Hello,
We are experiencing random authentication issues between applications and SQL that are members of AAD DS managed domain.
Environment:
- Application Server - Azure VM with Windows Server 2019 with IIS and .Net application. Connecting to SQL server using Integrated Security.
- SQL Server - Azure VM with Windows Server 2019 and SQL 2019. Configured for Windows authentication.
- All application servers and SQL servers are members of same managed domain (AAD DS).

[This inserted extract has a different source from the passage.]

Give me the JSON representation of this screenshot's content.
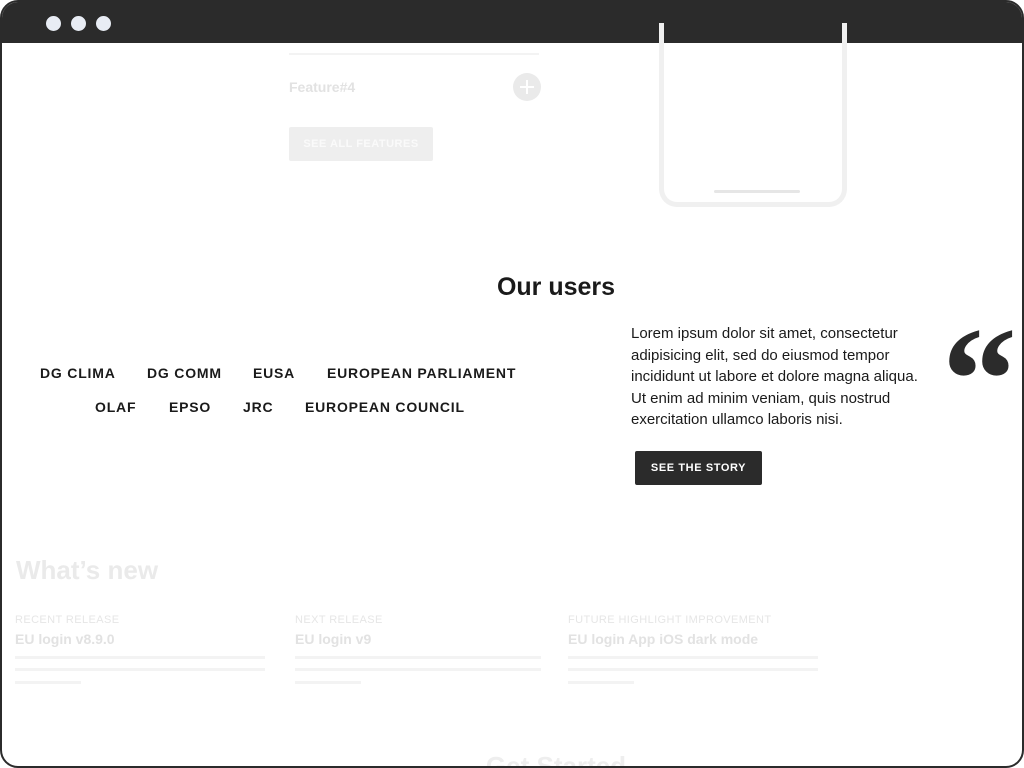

- Service accounts for Applications and SQL servers are created in AAD and synced to AAD DS domain.
Issue Description:
All application servers experience connection issues to SQL server with same messages simultaneously:
System.Data.Entity.Core.EntityException: The underlying provider failed on Open. ---> System.Data.SqlClient.SqlException: Login failed. The login is from an untrusted domain and cannot be used with Integrated authentication.
System.Data.SqlClient.SqlException: System.Data.SqlClient.SqlException: Connection Timeout Expired. The timeout period elapsed during the post-login phase. The connection could have timed out while waiting for server to complete the login process and respond
At same time we see following errors on SQL server:
Login failed. The login is from an untrusted domain and cannot be used with Integrated authentication.
SSPI handshake failed with error code 0x80090304, state 14 while establishing a connection with integrated security; the connection has been closed. Reason: AcceptSecurityContext failed. The operating system error code indicates the cause of failure. The Local Security Authority cannot be contacted
The issue duration is about 10-30 seconds and after that everything works as usual.
There are no performance issues during the issue on SQL or Application servers.
It looks like such messages can be logged at time of domain controller unavailability, it is probably related to DCs reboot and/or patching, or host maintenance. Here is a similar issue related to domain controller unavailability with the same messages logged: https://www.sqlservercentral.com/forums/topic/sspi-handshake-failed-error-when-one-of-several-domain-controllers-is-restarted
How can we check AAD DS or hosts servers logs to check if the time is matched to connection issues? Or can it be related to AAD to AAD DS sync process?